Variable	Options	Default	Description
`ZEUSDB_LOG_LEVEL`	`trace`, `debug`, `info`, `warning`, `error`, `critical`	`warning` (dev), `error` (prod)	Controls log verbosity
`ZEUSDB_LOG_FORMAT`	`human`, `json`	`human` (dev), `json` (prod)	Output format
`ZEUSDB_LOG_TARGET`	`stdout`, `stderr`, `file`	`stderr`	Where logs go
`ZEUSDB_LOG_FILE`	`/path/to/file.log`	`zeusdb.log`	Log file path (if target=file)
`ZEUSDB_LOG_CONSOLE`	`true`, `false`	Auto-detected	Force console output

Advanced Usage (Programmatic Control)#

For enterprise environments with existing logging infrastructure.

Option 1: Disable Auto-Configuration#

import os
os.environ["ZEUSDB_DISABLE_AUTO_LOGGING"] = "1"

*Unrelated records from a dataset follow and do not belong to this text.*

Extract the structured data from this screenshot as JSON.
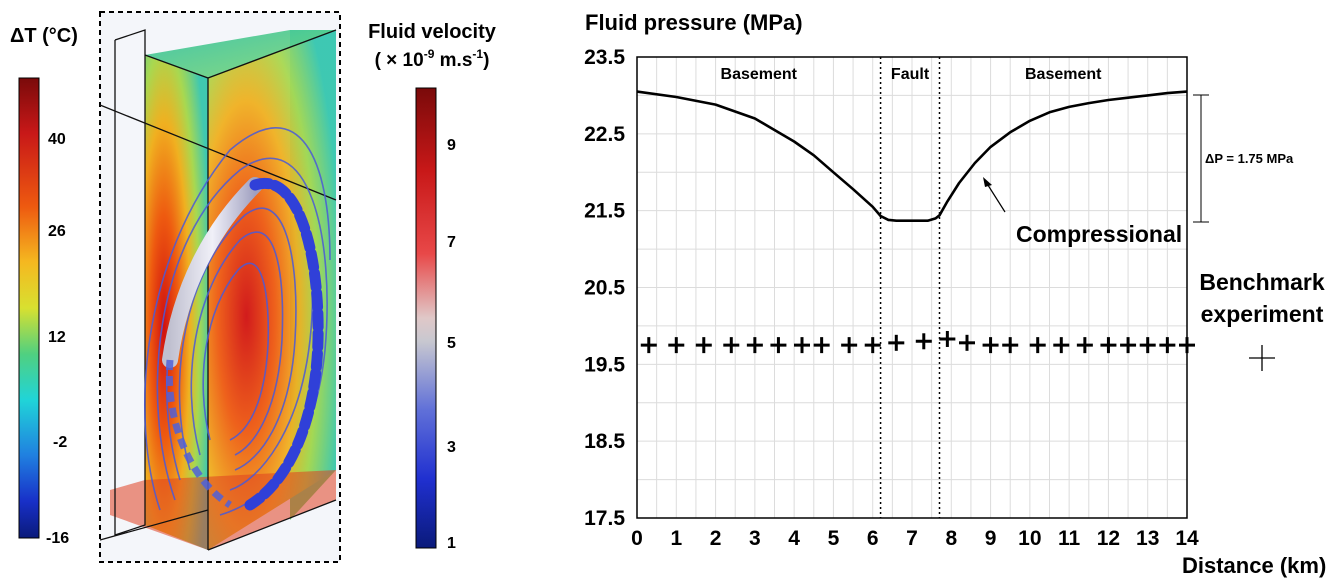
{
  "colorbar_temperature": {
    "label": "ΔT (°C)",
    "ticks": [
      "40",
      "26",
      "12",
      "-2",
      "-16"
    ]
  },
  "colorbar_velocity": {
    "label_line1": "Fluid velocity",
    "label_line2_prefix": "( × 10",
    "label_line2_sup1": "-9",
    "label_line2_mid": " m.s",
    "label_line2_sup2": "-1",
    "label_line2_suffix": ")",
    "ticks": [
      "9",
      "7",
      "5",
      "3",
      "1"
    ]
  },
  "chart_data": {
    "type": "line",
    "title": "Fluid pressure (MPa)",
    "xlabel": "Distance (km)",
    "ylabel": "Fluid pressure (MPa)",
    "xlim": [
      0,
      14
    ],
    "ylim": [
      17.5,
      23.5
    ],
    "x_ticks": [
      0,
      1,
      2,
      3,
      4,
      5,
      6,
      7,
      8,
      9,
      10,
      11,
      12,
      13,
      14
    ],
    "y_ticks": [
      23.5,
      22.5,
      21.5,
      20.5,
      19.5,
      18.5,
      17.5
    ],
    "y_tick_labels": [
      "23.5",
      "22.5",
      "21.5",
      "20.5",
      "19.5",
      "18.5",
      "17.5"
    ],
    "grid": true,
    "fault_boundaries": [
      6.2,
      7.7
    ],
    "zone_labels": [
      "Basement",
      "Fault",
      "Basement"
    ],
    "series": [
      {
        "name": "Compressional",
        "x": [
          0,
          1,
          2,
          3,
          4,
          4.5,
          5,
          5.5,
          6.0,
          6.2,
          6.4,
          6.6,
          6.8,
          7.0,
          7.2,
          7.4,
          7.6,
          7.7,
          7.9,
          8.2,
          8.6,
          9.0,
          9.5,
          10.0,
          10.5,
          11.0,
          11.5,
          12.0,
          12.5,
          13.0,
          13.5,
          14.0
        ],
        "y": [
          23.05,
          22.98,
          22.88,
          22.7,
          22.4,
          22.22,
          22.0,
          21.78,
          21.55,
          21.43,
          21.38,
          21.37,
          21.37,
          21.37,
          21.37,
          21.37,
          21.4,
          21.44,
          21.62,
          21.86,
          22.12,
          22.33,
          22.52,
          22.67,
          22.78,
          22.85,
          22.9,
          22.94,
          22.97,
          23.0,
          23.03,
          23.05
        ]
      },
      {
        "name": "Benchmark experiment",
        "x": [
          0.3,
          1.0,
          1.7,
          2.4,
          3.0,
          3.6,
          4.2,
          4.7,
          5.4,
          6.0,
          6.6,
          7.3,
          7.9,
          8.4,
          9.0,
          9.5,
          10.2,
          10.8,
          11.4,
          12.0,
          12.5,
          13.0,
          13.5,
          14.0
        ],
        "y": [
          19.75,
          19.75,
          19.75,
          19.75,
          19.75,
          19.75,
          19.75,
          19.75,
          19.75,
          19.75,
          19.78,
          19.8,
          19.83,
          19.78,
          19.75,
          19.75,
          19.75,
          19.75,
          19.75,
          19.75,
          19.75,
          19.75,
          19.75,
          19.75
        ]
      }
    ],
    "annotations": {
      "delta_p": "ΔP = 1.75 MPa",
      "curve_label": "Compressional",
      "legend_line1": "Benchmark",
      "legend_line2": "experiment"
    }
  }
}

# Now configure your own logging before importing ZeusDB
import logging
logging.basicConfig(level=logging.INFO, format='%(message)s')

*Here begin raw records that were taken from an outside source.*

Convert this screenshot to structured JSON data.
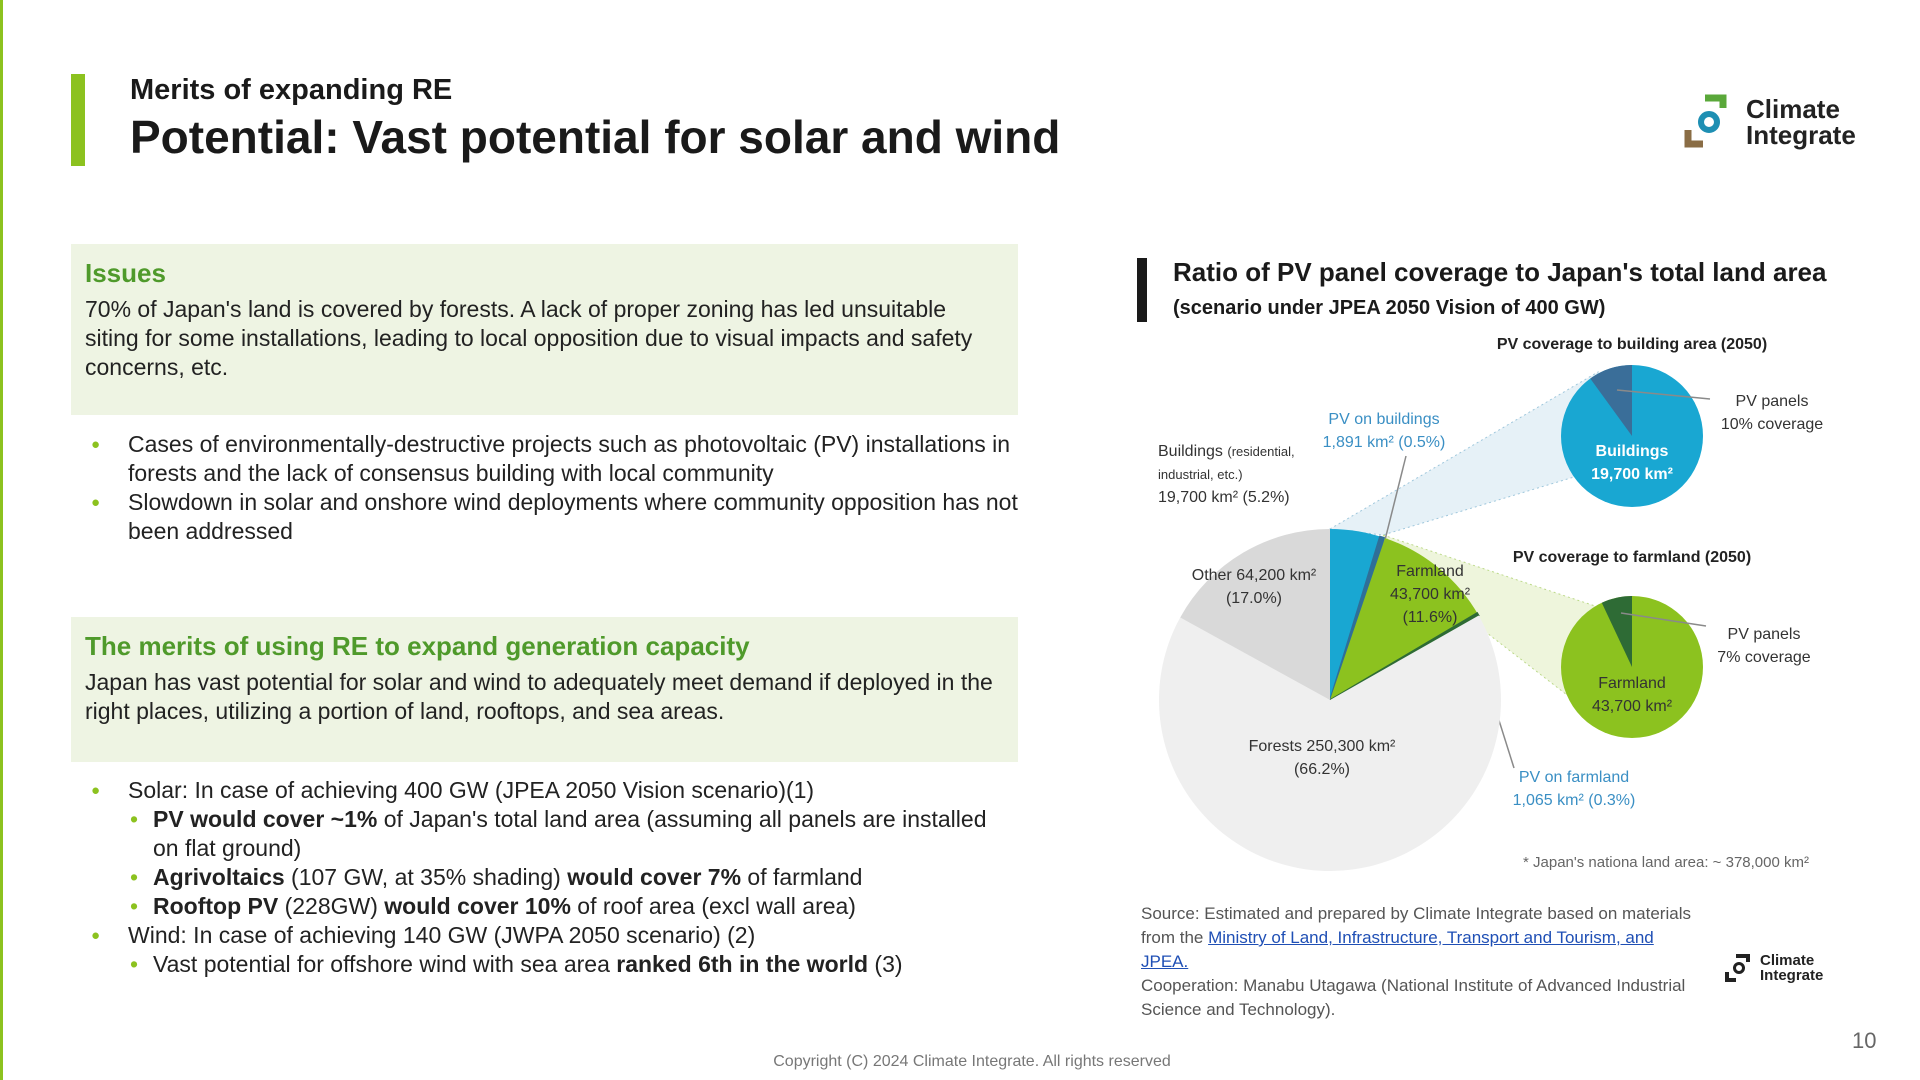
{
  "header": {
    "kicker": "Merits of expanding RE",
    "title": "Potential: Vast potential for solar and wind"
  },
  "logo": {
    "line1": "Climate",
    "line2": "Integrate"
  },
  "issues": {
    "heading": "Issues",
    "text": "70% of Japan's land is covered by forests. A lack of proper zoning has led unsuitable siting for some installations, leading to local opposition due to visual impacts and safety concerns, etc.",
    "bullets": [
      {
        "runs": [
          {
            "text": "Cases of environmentally-destructive projects such as photovoltaic (PV) installations in forests and the lack of consensus building with local community"
          }
        ]
      },
      {
        "runs": [
          {
            "text": "Slowdown in solar and onshore wind deployments where community opposition has not been addressed"
          }
        ]
      }
    ]
  },
  "merits": {
    "heading": "The merits of using RE to expand generation capacity",
    "text": "Japan has vast potential for solar and wind to adequately meet demand if deployed in the right places, utilizing a portion of land, rooftops, and sea areas.",
    "bullets": [
      {
        "runs": [
          {
            "text": "Solar: In case of achieving 400 GW (JPEA 2050 Vision scenario)(1)"
          }
        ],
        "sub": [
          {
            "runs": [
              {
                "text": "PV would cover ~1%",
                "bold": true
              },
              {
                "text": " of Japan's total land area (assuming all panels are installed on flat ground)"
              }
            ]
          },
          {
            "runs": [
              {
                "text": "Agrivoltaics",
                "bold": true
              },
              {
                "text": " (107 GW, at 35% shading) "
              },
              {
                "text": "would cover 7%",
                "bold": true
              },
              {
                "text": " of farmland"
              }
            ]
          },
          {
            "runs": [
              {
                "text": "Rooftop PV",
                "bold": true
              },
              {
                "text": " (228GW) "
              },
              {
                "text": "would cover 10%",
                "bold": true
              },
              {
                "text": " of roof area (excl wall area)"
              }
            ]
          }
        ]
      },
      {
        "runs": [
          {
            "text": "Wind: In case of achieving 140 GW (JWPA 2050 scenario) (2)"
          }
        ],
        "sub": [
          {
            "runs": [
              {
                "text": "Vast potential for offshore wind with sea area "
              },
              {
                "text": "ranked 6th in the world",
                "bold": true
              },
              {
                "text": " (3)"
              }
            ]
          }
        ]
      }
    ]
  },
  "chart_panel": {
    "title": "Ratio of PV panel coverage to Japan's total land area",
    "subtitle": "(scenario under JPEA 2050 Vision of 400 GW)",
    "note": "* Japan's nationa land area:  ~ 378,000 km²",
    "source": [
      {
        "text": "Source: Estimated and prepared by Climate Integrate based on materials from the "
      },
      {
        "text": "Ministry of Land, Infrastructure, Transport and Tourism, and JPEA.",
        "link": true
      }
    ],
    "cooperation": "Cooperation: Manabu Utagawa (National Institute of Advanced Industrial Science and Technology)."
  },
  "chart_data": [
    {
      "type": "pie",
      "categories": [
        "Buildings",
        "Farmland",
        "Forests",
        "Other"
      ],
      "category_notes": [
        "(residential, industrial, etc.)",
        null,
        null,
        null
      ],
      "values": [
        19700,
        43700,
        250300,
        64200
      ],
      "value_labels": [
        "19,700 km²",
        "43,700 km²",
        "250,300 km²",
        "64,200 km²"
      ],
      "shares": [
        "(5.2%)",
        "(11.6%)",
        "(66.2%)",
        "(17.0%)"
      ],
      "colors": [
        "#19a7d2",
        "#8cc21f",
        "#efefef",
        "#d9d9d9"
      ],
      "sub_names": [
        "PV on buildings",
        "PV on farmland",
        null,
        null
      ],
      "sub_values": [
        1891,
        1065,
        null,
        null
      ],
      "sub_value_labels": [
        "1,891 km²",
        "1,065 km²",
        null,
        null
      ],
      "sub_shares": [
        "(0.5%)",
        "(0.3%)",
        null,
        null
      ],
      "sub_colors": [
        "#2f6f98",
        "#2e6b35",
        null,
        null
      ]
    },
    {
      "type": "coverage-pie",
      "title": "PV coverage to building area (2050)",
      "center_label": "Buildings",
      "total": 19700,
      "total_label": "19,700 km²",
      "highlight_name": "PV panels",
      "highlight": 10,
      "highlight_label": "10% coverage",
      "color": "#19a7d2",
      "highlight_color": "#3a6e99"
    },
    {
      "type": "coverage-pie",
      "title": "PV coverage to farmland (2050)",
      "center_label": "Farmland",
      "total": 43700,
      "total_label": "43,700 km²",
      "highlight_name": "PV panels",
      "highlight": 7,
      "highlight_label": "7% coverage",
      "color": "#8cc21f",
      "highlight_color": "#2e6b35"
    }
  ],
  "page_number": "10",
  "copyright": "Copyright (C) 2024 Climate Integrate. All rights reserved"
}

from zeusdb_vector_database import VectorDatabase  # Will respect your existing logging setup

Option 2: Programmatic Initialization#

import os
os.environ["ZEUSDB_DISABLE_AUTO_LOGGING"] = "1"

import zeusdb

# Initialize with JSON to console 
success = zeusdb.init_logging(level="info")

# OR initialize with file logging
success = zeusdb.init_file_logging(
    log_dir="/var/log/myapp",
    level="debug", 
    file_prefix="zeusdb"
)

# Then use normally
vdb = zeusdb.VectorDatabase()

Option 3: Custom Logger Integration#

import logging
import os

# Disable auto-configuration
os.environ["ZEUSDB_DISABLE_AUTO_LOGGING"] = "1"

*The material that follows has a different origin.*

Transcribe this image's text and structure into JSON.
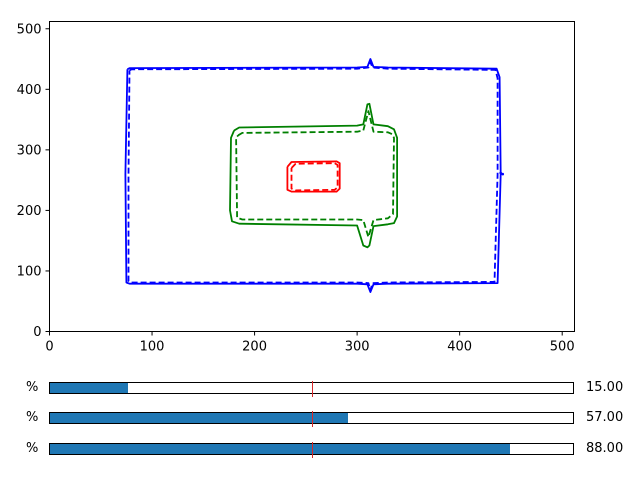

# Set up your own logger first
logger = logging.getLogger("myapp.zeusdb")
logger.setLevel(logging.INFO)

# Configure Rust logging to match
os.environ["ZEUSDB_LOG_LEVEL"] = "info"
os.environ["ZEUSDB_LOG_FORMAT"] = "json"

from zeusdb import VectorDatabase
# ZeusDB will integrate with your logging setup

📊 Log Output Examples#

Human-Readable (Development)#

2025-01-15 10:30:15 - zeusdb.vector - INFO - Index created: dim=1536, vectors=0
2025-01-15 10:30:16 - zeusdb.vector - INFO - Added 1000 vectors in 45ms
2025-01-15 10:30:16 - zeusdb.vector - DEBUG - Search completed: 5 results in 2ms

Structured JSON (Production)#

{"timestamp":"2025-01-15T10:30:15.123Z","level":"INFO","operation":"index_creation","dim":1536,"space":"cosine","duration_ms":12}
{"timestamp":"2025-01-15T10:30:16.456Z","level":"INFO","operation":"vector_addition","total_inserted":1000,"duration_ms":45}
{"timestamp":"2025-01-15T10:30:16.789Z","level":"DEBUG","operation":"search_complete","results_count":5,"duration_ms":2}

🔍 Monitoring and Observability#

Key Metrics to Monitor#

operation: Type of operation (index_creation, vector_addition, search, etc.)
duration_ms: Performance timing for all operations
total_inserted, total_errors: Success/failure rates
compression_ratio: Memory efficiency with quantization
training_progress: Quantization training status

Production Alerting Examples#

# Monitor error rates
grep '"level":"ERROR"' /var/log/zeusdb/app.log | wc -l

# Track performance degradation  
grep '"operation":"search"' /var/log/zeusdb/app.log | jq '.duration_ms' | avg

# Watch quantization training
grep '"operation":"pq_training"' /var/log/zeusdb/app.log | tail -f

🛠️ Troubleshooting#

Common Issues#

Logs not appearing?

# Check if auto-logging is disabled
echo $ZEUSDB_DISABLE_AUTO_LOGGING

# Verify log level
ZEUSDB_LOG_LEVEL=debug python -c "import zeusdb; print('Logging active')"

File logging not working?

# Check permissions
ls -la /path/to/log/directory

# Test with console first
ZEUSDB_LOG_TARGET=stderr ZEUSDB_LOG_LEVEL=info python your_app.py

Want to see Rust logs specifically?

# Enable trace level to see all Rust operations
ZEUSDB_LOG_LEVEL=trace python your_app.py

Performance Impact#

Minimal overhead: Structured logging adds <1% performance impact
Async file writing: File logging doesn’t block operations
Smart buffering: Logs are efficiently batched for performance

Best Practices#

Development#

export ZEUSDB_LOG_LEVEL=debug
export ZEUSDB_LOG_FORMAT=human

Staging#

export ZEUSDB_LOG_LEVEL=info
export ZEUSDB_LOG_FORMAT=json
export ZEUSDB_LOG_TARGET=file
export ZEUSDB_LOG_FILE=logs/zeusdb-staging.log

Production#

export ENVIRONMENT=production
export ZEUSDB_LOG_LEVEL=error  
export ZEUSDB_LOG_FORMAT=json
export ZEUSDB_LOG_TARGET=file
export ZEUSDB_LOG_FILE=/var/log/zeusdb/production.log

Logging stays out of the way when you don’t need it, but delivers full power and flexibility when you do. Most users never need to touch the settings, while enterprise teams can fine-tune every aspect of observability.